Baikonur, we have a problem.
Not a very funny one, though.
It's going to be a tense 24 hours for the crew of the International Space Station after Commander Chris Hadfield reported that the ammonia coolant used in the station's power systems appears to be leaking into space. "There's a very steady stream of flakes or bits coming out as the truss is rotating," he said in a discussion …
Love the way NASA plays down the problem up there, while reports are coming through that they are also denying that that there is any truth that a senior mission control operator was seen running down the corridors screaming 'oh my God, oh no..... No no no no......'
"Hello. Mario Brothers Plumbing here ... NASA who? ... Oh that NASA. What seems to be the problem? ... Coolant leak you say. [Sharp intake of breath] Well I don't know, they can be a real problem those. Unit's obsolete of course, all metric these days ... Urgent you say? ... OK, it's outside our usual manor, but I'll get one of the lads to stick his head in and have a look ... When? Can't promise it'll be today but I'll see what we can do ... How much will it cost? Hard to say without seeing the job. The call-out fee's a hundred quid, and there's the travel at two quid a mile ..."
If you just went up, you'd find yourself back down agin rather quickly.
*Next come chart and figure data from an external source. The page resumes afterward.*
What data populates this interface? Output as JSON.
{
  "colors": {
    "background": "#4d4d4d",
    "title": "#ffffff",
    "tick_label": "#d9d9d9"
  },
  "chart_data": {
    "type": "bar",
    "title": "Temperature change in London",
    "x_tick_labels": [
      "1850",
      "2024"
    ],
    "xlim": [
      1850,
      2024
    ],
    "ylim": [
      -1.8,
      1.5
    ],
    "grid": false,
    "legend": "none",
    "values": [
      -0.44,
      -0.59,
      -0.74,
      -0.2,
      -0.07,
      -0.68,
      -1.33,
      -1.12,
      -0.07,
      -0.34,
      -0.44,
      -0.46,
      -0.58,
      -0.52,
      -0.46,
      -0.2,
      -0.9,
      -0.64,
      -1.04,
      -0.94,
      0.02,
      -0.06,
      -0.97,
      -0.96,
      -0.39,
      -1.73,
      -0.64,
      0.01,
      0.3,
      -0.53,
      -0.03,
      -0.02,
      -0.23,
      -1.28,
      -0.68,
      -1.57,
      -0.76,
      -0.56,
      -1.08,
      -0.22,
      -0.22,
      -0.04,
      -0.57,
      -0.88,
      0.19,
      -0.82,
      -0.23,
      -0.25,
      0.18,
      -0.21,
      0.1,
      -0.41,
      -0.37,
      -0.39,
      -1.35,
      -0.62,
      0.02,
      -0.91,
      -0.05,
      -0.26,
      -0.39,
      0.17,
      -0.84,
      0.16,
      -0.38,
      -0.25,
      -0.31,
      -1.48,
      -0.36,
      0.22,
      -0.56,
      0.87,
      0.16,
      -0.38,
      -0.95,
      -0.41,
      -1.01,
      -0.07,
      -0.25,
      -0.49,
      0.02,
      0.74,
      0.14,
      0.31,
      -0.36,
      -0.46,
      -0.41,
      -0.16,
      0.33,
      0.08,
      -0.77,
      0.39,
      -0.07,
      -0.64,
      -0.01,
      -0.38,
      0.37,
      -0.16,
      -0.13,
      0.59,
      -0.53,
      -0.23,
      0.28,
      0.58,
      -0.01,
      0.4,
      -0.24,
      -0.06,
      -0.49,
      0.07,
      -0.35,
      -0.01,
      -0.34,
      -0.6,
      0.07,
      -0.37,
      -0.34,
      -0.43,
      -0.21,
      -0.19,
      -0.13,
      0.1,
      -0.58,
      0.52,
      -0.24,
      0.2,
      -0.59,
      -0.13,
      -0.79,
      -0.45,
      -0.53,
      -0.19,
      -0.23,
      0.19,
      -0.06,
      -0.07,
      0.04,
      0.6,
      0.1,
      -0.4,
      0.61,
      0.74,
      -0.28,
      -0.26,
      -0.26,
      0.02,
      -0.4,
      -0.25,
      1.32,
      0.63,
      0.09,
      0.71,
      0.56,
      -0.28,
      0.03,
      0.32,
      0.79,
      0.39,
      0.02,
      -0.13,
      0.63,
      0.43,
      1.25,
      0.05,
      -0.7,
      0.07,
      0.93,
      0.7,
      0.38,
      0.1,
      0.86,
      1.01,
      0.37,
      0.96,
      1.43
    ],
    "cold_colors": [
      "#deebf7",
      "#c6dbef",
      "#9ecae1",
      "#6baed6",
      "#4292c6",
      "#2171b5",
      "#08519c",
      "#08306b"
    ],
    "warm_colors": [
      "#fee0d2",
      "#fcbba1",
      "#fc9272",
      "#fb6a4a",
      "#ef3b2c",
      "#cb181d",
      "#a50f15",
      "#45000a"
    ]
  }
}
You actually have to go into orbit, in a lower orbit with a shorter orbital period than the ISS if you want to catch up to it, then transfer to the same orbit, or a higher orbit with a longer period if you want it to catch up with you (I think it's that way round, I stand to be corrected). I believe most launches destined to the ISS take a number of complete orbits before they rendezvous. Either way, you'd still be orders of magnitude short on cost at £2 a mile...
We have this space station that cost billions of dollars to build. Its orbit used to be raised every once in a while by the Space Shuttle that we didn't keep flying. The US Government is too cheap to keep the Shuttles flying or fund a successor rocket system for manned space flight. The Space Station springs a leak. What if we can't get the parts up there to fix it or replacement ammonia. We are relying on the Russians, private industry, or other "international partners'. We don't have the capacity to do it through NASA anymore. Not too smart in the long run.